Additional Information and Where to Find It
This communication relates to the proposed transaction involving Nielsen. In
connection with the proposed transaction, Nielsen will file relevant materials
with the SEC, including Nielsen's definitive proxy statement on Schedule 14A
filed on July 8, 2022, as supplemented by the supplement to the Definitive Proxy
Statement filed on August 19, 2022 (the "Proxy Statement"). This communication
is not a substitute for the Proxy Statement or for any other document that
Nielsen may file with the SEC and send to its shareholders in connection with
the proposed transaction. The proposed transaction will be submitted to
Nielsen's shareholders for their consideration. Before making any voting
decision, Nielsen's shareholders are urged to read all relevant documents filed
or to be filed with the SEC, including the Proxy Statement, as well as any
amendments or supplements to those documents, when they become available because
they will contain important information about the proposed transaction.
Nielsen's shareholders are able to obtain a free copy of the Proxy Statement, as
well as other filings containing information about Nielsen, without charge, at
the SEC's website (www.sec.gov).
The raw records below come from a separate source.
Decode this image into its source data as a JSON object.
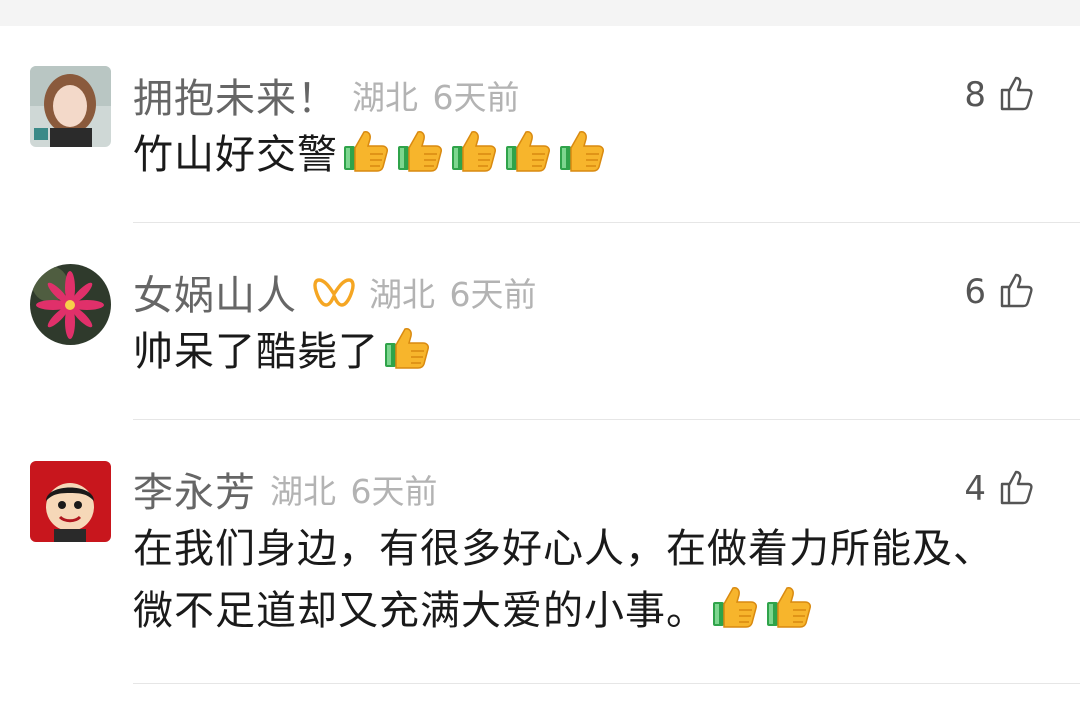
{
  "comments": [
    {
      "username": "拥抱未来！",
      "location": "湖北",
      "time": "6天前",
      "likes": "8",
      "text": "竹山好交警",
      "thumbs_up_emoji_count": 5,
      "has_badge": false,
      "avatar_shape": "square"
    },
    {
      "username": "女娲山人",
      "location": "湖北",
      "time": "6天前",
      "likes": "6",
      "text": "帅呆了酷毙了",
      "thumbs_up_emoji_count": 1,
      "has_badge": true,
      "avatar_shape": "round"
    },
    {
      "username": "李永芳",
      "location": "湖北",
      "time": "6天前",
      "likes": "4",
      "text": "在我们身边，有很多好心人，在做着力所能及、微不足道却又充满大爱的小事。",
      "thumbs_up_emoji_count": 2,
      "has_badge": false,
      "avatar_shape": "square"
    }
  ],
  "icons": {
    "like": "thumbs-up-outline-icon",
    "emoji": "thumbs-up-emoji",
    "badge": "vip-ribbon-icon"
  },
  "colors": {
    "meta_text": "#b3b3b3",
    "username": "#666666",
    "badge": "#f5a623",
    "divider": "#e6e6e6"
  }
}
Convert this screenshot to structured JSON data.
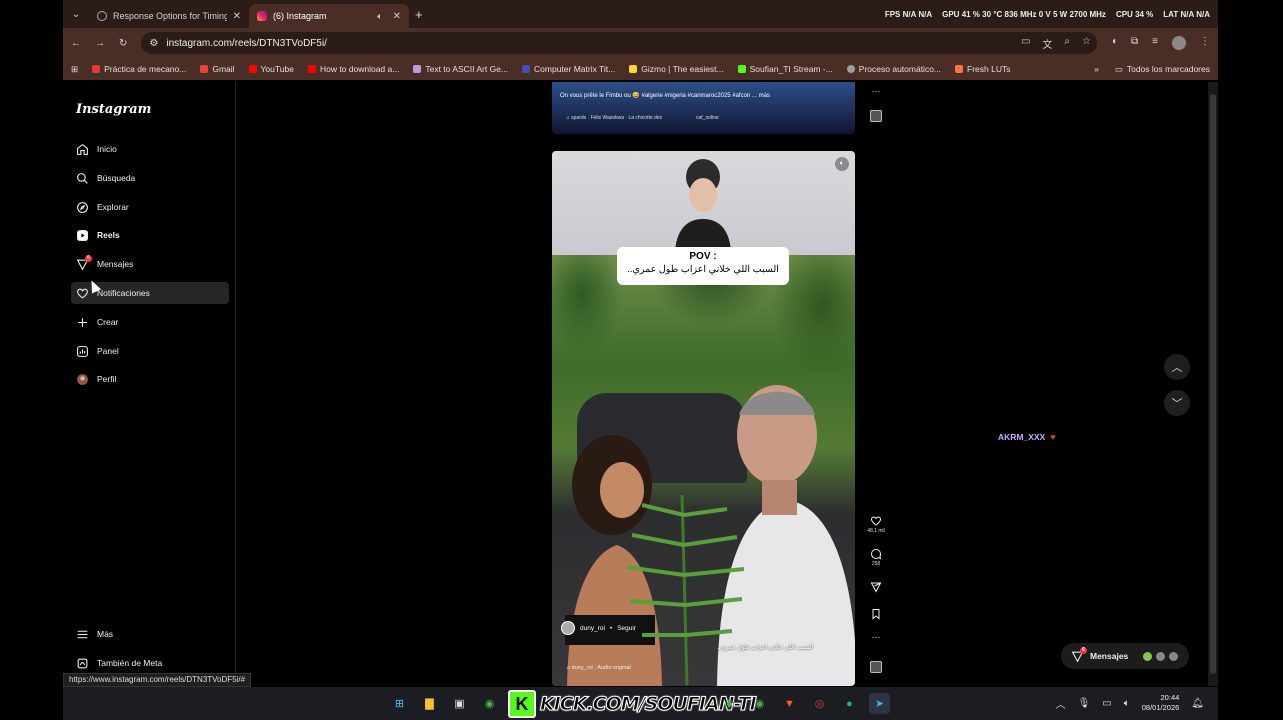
{
  "browser": {
    "tabs": [
      {
        "title": "Response Options for Timing",
        "active": false
      },
      {
        "title": "(6) Instagram",
        "active": true
      }
    ],
    "stats": [
      "FPS",
      "N/A",
      "N/A",
      "GPU",
      "41 %",
      "30 °C",
      "836 MHz",
      "0 V",
      "5 W",
      "2700 MHz",
      "CPU",
      "34 %",
      "LAT",
      "N/A",
      "N/A"
    ],
    "url": "instagram.com/reels/DTN3TVoDF5i/",
    "bookmarks": [
      "Práctica de mecano...",
      "Gmail",
      "YouTube",
      "How to download a...",
      "Text to ASCII Art Ge...",
      "Computer Matrix Tit...",
      "Gizmo | The easiest...",
      "Soufian_TI Stream -...",
      "Proceso automático...",
      "Fresh LUTs"
    ],
    "all_bookmarks": "Todos los marcadores",
    "status_url": "https://www.instagram.com/reels/DTN3TVoDF5i/#"
  },
  "instagram": {
    "logo": "Instagram",
    "nav": [
      {
        "label": "Inicio",
        "icon": "home-icon"
      },
      {
        "label": "Búsqueda",
        "icon": "search-icon"
      },
      {
        "label": "Explorar",
        "icon": "compass-icon"
      },
      {
        "label": "Reels",
        "icon": "reels-icon"
      },
      {
        "label": "Mensajes",
        "icon": "messenger-icon"
      },
      {
        "label": "Notificaciones",
        "icon": "heart-icon"
      },
      {
        "label": "Crear",
        "icon": "plus-icon"
      },
      {
        "label": "Panel",
        "icon": "dashboard-icon"
      },
      {
        "label": "Perfil",
        "icon": "avatar-icon"
      }
    ],
    "more": "Más",
    "meta": "También de Meta",
    "prev_reel": {
      "caption": "On vous prête le Fimbu ou 😅 #algerie #nigeria #canmaroc2025 #afcon ... más",
      "music": "♫ spards · Félix Wazekwa · La chicotte des",
      "tag": "caf_online"
    },
    "reel": {
      "pov_title": "POV :",
      "pov_text": "السبب اللي خلاني اعزاب طول عمري..",
      "username": "duny_rol",
      "follow": "Seguir",
      "subtitle": "السبب اللي خلاني اعزاب طول عمري..",
      "audio": "♫ duny_rol · Audio original",
      "likes": "48,1 mil",
      "comments": "258"
    },
    "suggested_user": "AKRM_XXX",
    "messages_pill": "Mensajes",
    "message_badge": "6"
  },
  "taskbar": {
    "kick_text": "KICK.COM/SOUFIAN-TI",
    "time": "20:44",
    "date": "08/01/2026"
  }
}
Copies of the Proxy Statement and the filings
with the SEC that will be incorporated by reference therein can also be
obtained, without charge, by directing a request to Nielsen Holdings plc, 675
6th Avenue New York, NY 10010, Attention: Investor Relations; telephone (410)
717-7134, or from Nielsen's website www.nielsen.com.
Participants in the Solicitation
Nielsen and certain of its directors, executive officers and employees may be
deemed to be participants in the solicitation of proxies in respect of the
proposed transaction. Information regarding Nielsen's directors and executive
officers is available in Nielsen's definitive proxy statement for its 2022
Annual General Meeting, which was filed with the SEC on April 5, 2022. Other
information regarding the participants in the proxy solicitation and a
description of their direct and indirect interests, by security holdings or
otherwise, are contained in the Proxy Statement and other relevant materials to
be filed with the SEC in connection with the proposed transaction when they
become available. Free copies of the Proxy Statement and such other materials
may be obtained as described in the preceding paragraph.